Plutôt que de parler de cotisation sociale, employer l’expression « charge sociale » met l’accent sur quelque chose qui pèse, quelque chose de lourd, qu’il est souhaitable par conséquent d’alléger. Les cotisations sociales étant ce qui participent à financer la Sécurité Sociale, c’est alors son financement qui est jugé comme étant un fardeau pour les entreprises.

Des mots vidés de leur vrai sens.

Le mot « charge » implique de la contrainte ; l’imposition de quelque chose de lourd et de pesant pour les personnes . N’apparaît pas ici l’idée que nous puissions bénéficier du système de protection sociale que nous finançons : la Sécurité Sociale, les caisses de retraite, etc.

En revanche, le coût du capital n’est curieusement jamais évoqué ! Une étude du CLERSE (ici) estime que lorsque les travailleurs français sont capables de produire leurs machines, leurs usines, leurs immeubles, leurs infrastructures, etc., à un prix total de 100 euros par an, incluant les salaires, les cotisations sociales, la marge de profit, il en coûte en pratique entre 150 et 170 euros par an aux entreprises qui utilisent ce capital productif, du seul fait qu’elles doivent s’acquitter d’une rente, sans justification économique, aux apporteurs d’argent. Le coût du capital écrase donc beaucoup plus les entreprises que le travail et les cotisations sociales.
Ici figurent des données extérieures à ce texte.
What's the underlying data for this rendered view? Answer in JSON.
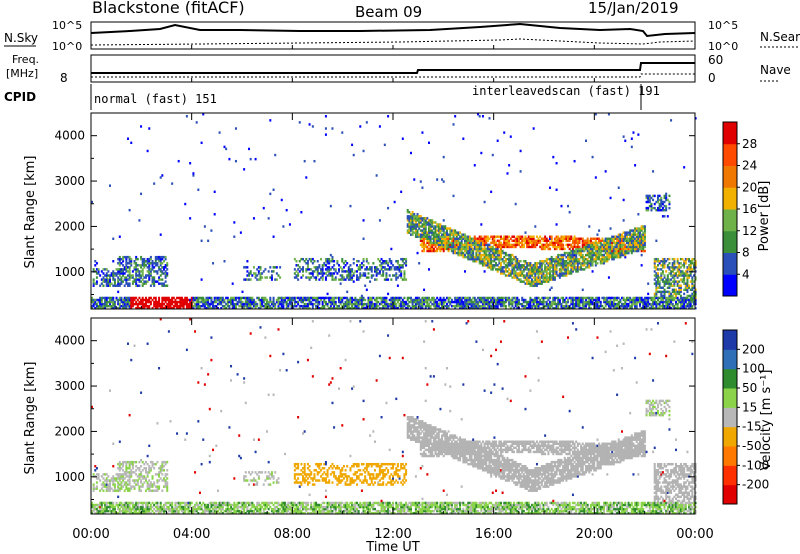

On vient de le voir, sur le champ de bataille médiatique et politique, les mots sont vidés petit à petit de toute leur substance ; au point que tout débat de fond et toute réflexion sont devenus quasiment impossible. Rendre leur sens aux mots est la condition pour refonder la démocratie, contre les « bien-pensants » qui prétendent qu’«il n’y a pas d’alternative » et pour former des individus autonomes, c’est à dire des citoyens à part entière et non des rouages de la machine économique.